As you see it smooths out (to $1/\mu$, the reciprocal of the mean of the number of steps each die roll takes you) quite quickly and stays constant.

And once we hit $M$, those probabilities drop away (because we're not putting the probability for values at $M$ and beyond forward in turn)

enter image description here

So the idea that the values at $M-1$ to $M-6$ should be equally likely because the fluctuations from the initial conditions will get smoothed out is clearly seen to be the case.

Since the reasoning doesn't depend on anything but that $M$ is large enough that the initial conditions wash out so that $M-1$ to $M-6$ are nearly equally probable at time $\tau-1$, the distribution will be essentially the same for any large $M$, as Henry suggested in comments.

In retrospect, Henry's hint (which is also in your question) to work with the sum minus M would save a little effort, but the argument would follow very similar lines.

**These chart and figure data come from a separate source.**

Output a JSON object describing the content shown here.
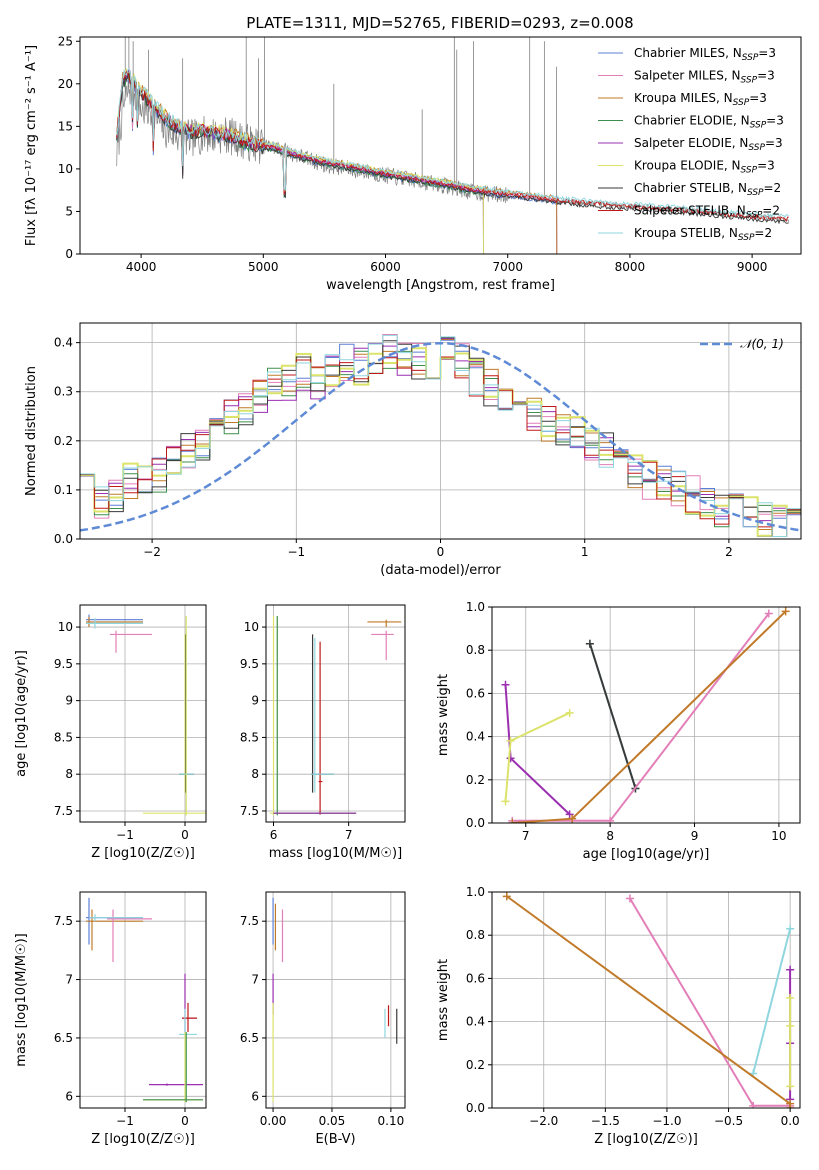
{
  "figure_title": "PLATE=1311, MJD=52765, FIBERID=0293, z=0.008",
  "colors": {
    "Chabrier MILES": "#5b7fd6",
    "Salpeter MILES": "#e37fb8",
    "Kroupa MILES": "#c07a2a",
    "Chabrier ELODIE": "#3e8f4e",
    "Salpeter ELODIE": "#9b2fb0",
    "Kroupa ELODIE": "#dce36a",
    "Chabrier STELIB": "#3a3a3a",
    "Salpeter STELIB": "#c01818",
    "Kroupa STELIB": "#8fd6de",
    "data": "#808080",
    "gaussian": "#5f8ad6",
    "grid": "#b0b0b0"
  },
  "chart_data": [
    {
      "type": "line",
      "title": "PLATE=1311, MJD=52765, FIBERID=0293, z=0.008",
      "xlabel": "wavelength [Angstrom, rest frame]",
      "ylabel": "Flux [fλ 10⁻¹⁷ erg cm⁻² s⁻¹ A⁻¹]",
      "xlim": [
        3500,
        9400
      ],
      "ylim": [
        0,
        25.5
      ],
      "xticks": [
        4000,
        5000,
        6000,
        7000,
        8000,
        9000
      ],
      "yticks": [
        0,
        5,
        10,
        15,
        20,
        25
      ],
      "grid": false,
      "legend_position": "top-right",
      "legend": [
        {
          "label": "Chabrier MILES, N",
          "sub": "SSP",
          "suffix": "=3",
          "color_key": "Chabrier MILES"
        },
        {
          "label": "Salpeter MILES, N",
          "sub": "SSP",
          "suffix": "=3",
          "color_key": "Salpeter MILES"
        },
        {
          "label": "Kroupa MILES, N",
          "sub": "SSP",
          "suffix": "=3",
          "color_key": "Kroupa MILES"
        },
        {
          "label": "Chabrier ELODIE, N",
          "sub": "SSP",
          "suffix": "=3",
          "color_key": "Chabrier ELODIE"
        },
        {
          "label": "Salpeter ELODIE, N",
          "sub": "SSP",
          "suffix": "=3",
          "color_key": "Salpeter ELODIE"
        },
        {
          "label": "Kroupa ELODIE, N",
          "sub": "SSP",
          "suffix": "=3",
          "color_key": "Kroupa ELODIE"
        },
        {
          "label": "Chabrier STELIB, N",
          "sub": "SSP",
          "suffix": "=2",
          "color_key": "Chabrier STELIB"
        },
        {
          "label": "Salpeter STELIB, N",
          "sub": "SSP",
          "suffix": "=2",
          "color_key": "Salpeter STELIB"
        },
        {
          "label": "Kroupa STELIB, N",
          "sub": "SSP",
          "suffix": "=2",
          "color_key": "Kroupa STELIB"
        }
      ],
      "data_spectrum": {
        "x": [
          3800,
          3850,
          3900,
          3950,
          4000,
          4100,
          4200,
          4300,
          4400,
          4500,
          4700,
          4900,
          5100,
          5300,
          5500,
          5700,
          5900,
          6100,
          6300,
          6500,
          6700,
          6900,
          7100,
          7300,
          7500,
          7800,
          8100,
          8400,
          8700,
          9000,
          9300
        ],
        "y": [
          11.5,
          17.0,
          19.5,
          19.0,
          17.0,
          16.5,
          14.5,
          14.0,
          13.5,
          14.0,
          14.0,
          13.0,
          12.5,
          11.5,
          10.5,
          10.0,
          9.5,
          9.0,
          8.5,
          8.0,
          7.3,
          7.0,
          6.8,
          6.4,
          6.1,
          5.8,
          5.5,
          5.2,
          4.8,
          4.4,
          4.1
        ]
      },
      "model_spectrum": {
        "x": [
          3800,
          3850,
          3900,
          3950,
          4000,
          4100,
          4200,
          4300,
          4400,
          4500,
          4700,
          4900,
          5100,
          5300,
          5500,
          5700,
          5900,
          6100,
          6300,
          6500,
          6700,
          6900,
          7100,
          7300,
          7500,
          7800,
          8100,
          8400,
          8700,
          9000,
          9300
        ],
        "y": [
          14.0,
          20.5,
          21.0,
          20.0,
          19.0,
          17.5,
          16.0,
          15.0,
          14.5,
          14.5,
          14.0,
          13.0,
          12.5,
          11.5,
          10.8,
          10.3,
          9.7,
          9.2,
          8.7,
          8.2,
          7.6,
          7.2,
          6.9,
          6.5,
          6.2,
          5.8,
          5.5,
          5.2,
          4.8,
          4.4,
          4.1
        ]
      }
    },
    {
      "type": "line",
      "xlabel": "(data-model)/error",
      "ylabel": "Normed distribution",
      "xlim": [
        -2.5,
        2.5
      ],
      "ylim": [
        0,
        0.44
      ],
      "xticks": [
        -2,
        -1,
        0,
        1,
        2
      ],
      "xtick_labels": [
        "−2",
        "−1",
        "0",
        "1",
        "2"
      ],
      "yticks": [
        0.0,
        0.1,
        0.2,
        0.3,
        0.4
      ],
      "ytick_labels": [
        "0.0",
        "0.1",
        "0.2",
        "0.3",
        "0.4"
      ],
      "grid": true,
      "legend_position": "top-right",
      "legend": [
        {
          "label": "𝒩(0, 1)",
          "color_key": "gaussian",
          "style": "dashed"
        }
      ],
      "bin_edges_start": -2.5,
      "bin_width": 0.1,
      "base_hist": [
        0.14,
        0.08,
        0.09,
        0.12,
        0.11,
        0.13,
        0.15,
        0.18,
        0.2,
        0.22,
        0.25,
        0.27,
        0.29,
        0.31,
        0.32,
        0.34,
        0.32,
        0.34,
        0.36,
        0.35,
        0.37,
        0.38,
        0.37,
        0.36,
        0.35,
        0.38,
        0.36,
        0.33,
        0.31,
        0.28,
        0.27,
        0.26,
        0.23,
        0.22,
        0.21,
        0.19,
        0.18,
        0.16,
        0.14,
        0.12,
        0.11,
        0.1,
        0.09,
        0.08,
        0.06,
        0.06,
        0.05,
        0.04,
        0.03,
        0.03
      ]
    },
    {
      "type": "scatter",
      "xlabel": "Z [log10(Z/Z☉)]",
      "ylabel": "age  [log10(age/yr)]",
      "xlim": [
        -1.75,
        0.35
      ],
      "ylim": [
        7.35,
        10.3
      ],
      "xticks": [
        -1,
        0
      ],
      "xtick_labels": [
        "−1",
        "0"
      ],
      "yticks": [
        7.5,
        8.0,
        8.5,
        9.0,
        9.5,
        10.0
      ],
      "grid": true
    },
    {
      "type": "scatter",
      "xlabel": "mass [log10(M/M☉)]",
      "xlim": [
        5.9,
        7.75
      ],
      "ylim": [
        7.35,
        10.3
      ],
      "xticks": [
        6,
        7
      ],
      "yticks": [
        7.5,
        8.0,
        8.5,
        9.0,
        9.5,
        10.0
      ],
      "grid": true
    },
    {
      "type": "line",
      "xlabel": "age  [log10(age/yr)]",
      "ylabel": "mass weight",
      "xlim": [
        6.6,
        10.25
      ],
      "ylim": [
        0,
        1.0
      ],
      "xticks": [
        7,
        8,
        9,
        10
      ],
      "yticks": [
        0.0,
        0.2,
        0.4,
        0.6,
        0.8,
        1.0
      ],
      "grid": true,
      "series": [
        {
          "color_key": "Kroupa STELIB",
          "x": [
            7.76,
            8.3
          ],
          "y": [
            0.83,
            0.16
          ]
        },
        {
          "color_key": "Chabrier STELIB",
          "x": [
            7.76,
            8.3
          ],
          "y": [
            0.83,
            0.16
          ]
        },
        {
          "color_key": "Salpeter ELODIE",
          "x": [
            6.76,
            6.82,
            7.52
          ],
          "y": [
            0.64,
            0.3,
            0.04
          ]
        },
        {
          "color_key": "Kroupa ELODIE",
          "x": [
            6.76,
            6.82,
            7.52
          ],
          "y": [
            0.1,
            0.38,
            0.51
          ]
        },
        {
          "color_key": "Salpeter MILES",
          "x": [
            6.84,
            8.0,
            9.88
          ],
          "y": [
            0.01,
            0.01,
            0.97
          ]
        },
        {
          "color_key": "Kroupa MILES",
          "x": [
            6.84,
            7.55,
            10.08
          ],
          "y": [
            0.0,
            0.02,
            0.98
          ]
        }
      ]
    },
    {
      "type": "scatter",
      "xlabel": "Z [log10(Z/Z☉)]",
      "ylabel": "mass [log10(M/M☉)]",
      "xlim": [
        -1.75,
        0.35
      ],
      "ylim": [
        5.9,
        7.75
      ],
      "xticks": [
        -1,
        0
      ],
      "xtick_labels": [
        "−1",
        "0"
      ],
      "yticks": [
        6.0,
        6.5,
        7.0,
        7.5
      ],
      "grid": true
    },
    {
      "type": "scatter",
      "xlabel": "E(B-V)",
      "xlim": [
        -0.006,
        0.112
      ],
      "ylim": [
        5.9,
        7.75
      ],
      "xticks": [
        0.0,
        0.05,
        0.1
      ],
      "xtick_labels": [
        "0.00",
        "0.05",
        "0.10"
      ],
      "yticks": [
        6.0,
        6.5,
        7.0,
        7.5
      ],
      "grid": true
    },
    {
      "type": "line",
      "xlabel": "Z [log10(Z/Z☉)]",
      "ylabel": "mass weight",
      "xlim": [
        -2.42,
        0.08
      ],
      "ylim": [
        0,
        1.0
      ],
      "xticks": [
        -2.0,
        -1.5,
        -1.0,
        -0.5,
        0.0
      ],
      "xtick_labels": [
        "−2.0",
        "−1.5",
        "−1.0",
        "−0.5",
        "0.0"
      ],
      "yticks": [
        0.0,
        0.2,
        0.4,
        0.6,
        0.8,
        1.0
      ],
      "grid": true,
      "series": [
        {
          "color_key": "Kroupa STELIB",
          "x": [
            0.0,
            -0.3
          ],
          "y": [
            0.83,
            0.16
          ]
        },
        {
          "color_key": "Salpeter ELODIE",
          "x": [
            0.0,
            0.0,
            0.0
          ],
          "y": [
            0.64,
            0.3,
            0.04
          ]
        },
        {
          "color_key": "Kroupa ELODIE",
          "x": [
            0.0,
            0.0,
            0.0
          ],
          "y": [
            0.51,
            0.38,
            0.1
          ]
        },
        {
          "color_key": "Salpeter MILES",
          "x": [
            -1.3,
            -0.3,
            0.0
          ],
          "y": [
            0.97,
            0.01,
            0.01
          ]
        },
        {
          "color_key": "Kroupa MILES",
          "x": [
            -2.3,
            0.0,
            0.0
          ],
          "y": [
            0.98,
            0.02,
            0.0
          ]
        }
      ]
    }
  ]
}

You could proceed by letting $R_t=S_t-M$ and writing similar equations relating $R_0$ to the preceding values, and so on.

From the probability distribution, the mean and the variance of the probabilities are then simple.

Edit: I suppose I should give the asymptotic mean and standard deviation of the final position minus $M$:

The asymptotic mean excess is $\frac{5}{3}$ and the standard deviation is $\frac{2\sqrt 5}{3}$. At $M=300$ this is accurate to a much greater degree than you're likely to care about.